Hip-Hop Pioneers From Macklemore’s ‘Downtown’ Get Long Overdue Props
There is little dispute that, between 1978 and 1984, the three greatest rappers anywhere from Planet Earth to Planet Rock were Grandmaster Melle Mel, Grandmaster Caz and Kool Moe Dee. Despite basically being the Muddy Waters, Howlin’ Wolf and Bo Diddley of what Jay Z does for a living, they’re not exactly household names — though that may become somewhat less true in the coming weeks.
Macklemore and Ryan Lewis, Seattle’s quirky underground rap group turned chart-topping grandpa fashionistas, paid tribute to their legacy by inviting them to record a verse on “Downtown,” the lead single from the follow-up to 2012’s platinum The Heist.
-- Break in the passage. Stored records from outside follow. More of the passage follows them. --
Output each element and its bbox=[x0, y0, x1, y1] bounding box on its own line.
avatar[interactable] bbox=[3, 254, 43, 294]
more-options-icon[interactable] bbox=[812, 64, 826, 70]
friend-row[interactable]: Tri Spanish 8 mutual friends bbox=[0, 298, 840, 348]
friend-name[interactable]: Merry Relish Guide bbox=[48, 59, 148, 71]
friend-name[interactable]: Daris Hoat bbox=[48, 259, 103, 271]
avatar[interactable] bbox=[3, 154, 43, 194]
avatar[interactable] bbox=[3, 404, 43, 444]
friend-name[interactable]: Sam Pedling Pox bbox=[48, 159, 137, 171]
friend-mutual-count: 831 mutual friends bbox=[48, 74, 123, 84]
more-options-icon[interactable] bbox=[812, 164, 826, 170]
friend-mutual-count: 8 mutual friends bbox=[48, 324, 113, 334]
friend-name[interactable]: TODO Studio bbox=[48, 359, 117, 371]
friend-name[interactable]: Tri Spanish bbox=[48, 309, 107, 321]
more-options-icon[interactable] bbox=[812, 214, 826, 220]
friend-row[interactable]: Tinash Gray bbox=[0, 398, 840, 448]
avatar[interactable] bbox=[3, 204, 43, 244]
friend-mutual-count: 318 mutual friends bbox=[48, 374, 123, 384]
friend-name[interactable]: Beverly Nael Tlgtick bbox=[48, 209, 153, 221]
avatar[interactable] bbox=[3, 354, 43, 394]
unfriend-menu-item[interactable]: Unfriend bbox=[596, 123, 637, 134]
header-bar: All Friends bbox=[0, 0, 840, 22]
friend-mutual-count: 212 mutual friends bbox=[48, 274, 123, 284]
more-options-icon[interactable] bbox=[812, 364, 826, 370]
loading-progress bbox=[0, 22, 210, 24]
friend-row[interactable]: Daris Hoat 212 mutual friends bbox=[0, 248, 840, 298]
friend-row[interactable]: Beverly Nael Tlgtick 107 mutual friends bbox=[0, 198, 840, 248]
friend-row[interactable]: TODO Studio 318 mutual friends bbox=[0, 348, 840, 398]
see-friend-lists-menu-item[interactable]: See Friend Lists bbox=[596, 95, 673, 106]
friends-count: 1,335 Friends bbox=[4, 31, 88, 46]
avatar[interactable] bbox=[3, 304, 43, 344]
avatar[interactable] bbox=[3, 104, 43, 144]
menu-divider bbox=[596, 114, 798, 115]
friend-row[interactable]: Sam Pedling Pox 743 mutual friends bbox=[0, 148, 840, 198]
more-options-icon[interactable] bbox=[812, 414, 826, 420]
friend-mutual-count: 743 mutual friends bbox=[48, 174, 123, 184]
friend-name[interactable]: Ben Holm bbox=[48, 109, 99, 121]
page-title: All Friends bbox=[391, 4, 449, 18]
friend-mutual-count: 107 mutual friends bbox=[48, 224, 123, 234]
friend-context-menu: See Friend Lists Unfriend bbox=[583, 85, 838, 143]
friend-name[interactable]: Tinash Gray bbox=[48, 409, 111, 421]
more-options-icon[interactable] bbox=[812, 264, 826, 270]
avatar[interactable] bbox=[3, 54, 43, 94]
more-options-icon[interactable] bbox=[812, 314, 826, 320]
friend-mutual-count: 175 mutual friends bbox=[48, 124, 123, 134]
The track turned into a single, which turned into a music video, which turned into hip-hop’s Mount Rushmore getting the opportunity to shout through an intricate MTV Video Music Awards performance, a high-octane Jimmy Fallon appearance and 16 million YouTube views.
As New York City’s most gifted architects of a new American art form, their impact on hip-hop — and, by proxy, culture worldwide — is immeasurable. As a member of Rock & Roll Hall of Famers Grandmaster Flash & the Furious Five, Melle Mel penned “The Message,” a crucial document of inner-city reportage and forefather of Kendrick Lamar’s socially conscious word-spill. During his run in the Treacherous Three, Kool Moe Dee stretched the boundaries of lyricism into tricky double-time flows and became the most formidable battle rapper in the land, laying some of the earliest groundwork for Meek Mill and Drake’s verbal pissing contests. Grandmaster Caz and the harmony-soaked Cold Crush Brothers didn’t fare as well on wax, but set standards for lyricism and group interplay as viewed by their performance in the iconic Wild Style.
Before Macklemore invited them to appear on “Downtown,” the three rappers had never appeared on a track together and hadn’t had a molecule of pop impact in years. Moe Dee last hit the Hot 100 assisting Will Smith’s 1999 remake of his “Wild Wild West”; Melle Mel’s last charted in 1984 when he gave Chaka Khan’s “I Feel For You” some hip-hop credibility; Grandmaster Caz has never had a charting single unless you count the time his rhyme book was jacked to create the first commercially released hip-hop single ever, in 1979. “Downtown” is currently at Number 22 and, to paraphrase their moped-loving student, the ceiling can’t hold them.
Rolling Stone met with the three pioneers to talk about the past, the present and — in what seemed unlikely but a few months ago — their future.
Was there hesitation on anyone’s part to make “Downtown?”
Melle Mel: Well, I thought it would be a good project just hearing about it. Really you couldn’t lose with it. I thought it was a no-brainer.
Kool Moe Dee: Big Daddy Kane, when he called me, he broke it down so thoroughly, it was nothing to even hesitate about. He gave me backstory and then gave me the idea. He starts the sentence off, “Do you know who Macklemore is?” I’m laughing like, “Of course, why?” I didn’t know where he was going with that. . . . I’m a vibe person. I wanted to actually sit down with Macklemore, get his vibe, see where he was coming from. Soon as we got out [to Seattle], we had like a two-hour debate about hip-hop, basketball, whether the Cavaliers are gonna beat Golden State, Mayweather fight — really, we went in for two hours or whatever and we talked. And then finally Ryan says, “OK, so this is the song.” That set the tone for how cool the environment was.